Not surprising, things did not quite work out as sketched and I had to undo a row a couple of times because I did not like the bobble placement. As it turns out, the bobbles always leaned down below the row they were created on so that the bobbles needed to be worked a row later than what I expected. Once I’ve adjusted my chart, the bobbles now looked somewhat mirrored and evenly spaced. The final knitted (pre-felted) size ended up being an about 9½” square.
Since this was such a small item, I decided to hand felt it for a nearly instant gratification. I filled a basinette with hot water, added a dash of dish soap, put on thick rubber gloves and started to abuse the poor hotpad. At first the fabric always relaxes and grows to nearly double its size (first ~5 min), always making me doubt that this will work. During the next 5 minutes the fibers start to get tangled and in the last 5 minutes they get so felted that it’s hard to make out the individual stitches. That’s the stage I wanted to get to for this hotpad.

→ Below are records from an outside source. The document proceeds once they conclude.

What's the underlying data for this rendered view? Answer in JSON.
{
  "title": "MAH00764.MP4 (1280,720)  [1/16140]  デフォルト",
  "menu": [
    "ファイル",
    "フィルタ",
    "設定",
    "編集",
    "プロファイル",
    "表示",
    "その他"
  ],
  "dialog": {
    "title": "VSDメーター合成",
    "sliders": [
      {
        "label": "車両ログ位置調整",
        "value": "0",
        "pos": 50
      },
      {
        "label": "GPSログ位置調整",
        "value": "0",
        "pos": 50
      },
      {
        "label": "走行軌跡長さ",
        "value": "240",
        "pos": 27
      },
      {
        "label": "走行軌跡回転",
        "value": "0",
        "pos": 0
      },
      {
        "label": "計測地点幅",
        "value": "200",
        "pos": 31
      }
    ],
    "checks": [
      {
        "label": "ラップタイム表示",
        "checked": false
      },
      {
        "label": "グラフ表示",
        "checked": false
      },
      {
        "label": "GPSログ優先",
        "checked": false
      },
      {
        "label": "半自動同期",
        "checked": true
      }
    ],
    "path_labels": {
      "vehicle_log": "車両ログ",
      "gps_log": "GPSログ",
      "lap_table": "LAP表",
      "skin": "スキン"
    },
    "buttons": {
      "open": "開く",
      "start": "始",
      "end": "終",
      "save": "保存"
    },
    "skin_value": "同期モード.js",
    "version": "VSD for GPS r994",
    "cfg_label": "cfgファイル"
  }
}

After a quick rinse in cold water (to set the fibers) and a short spin on the spin cycle of my washing machine (to get rid of as much excess water as possible), the hotpad felt nearly dry already and was ready to be coaxed into its final shape. If you have wavy edges, use a piece of yarn that won’t discolor when wet and sew a running stitch along the edge and gather the felted fabric to the desired width. Let it dry completely before you remove the helper yarn. In my case, the hotpad shrank to an about 7½” square. So that’s a loss of about 20% in size when felted.
And there I had my own Bobble Snowflake Hotpad. A great little project that can be easily completed in half a day.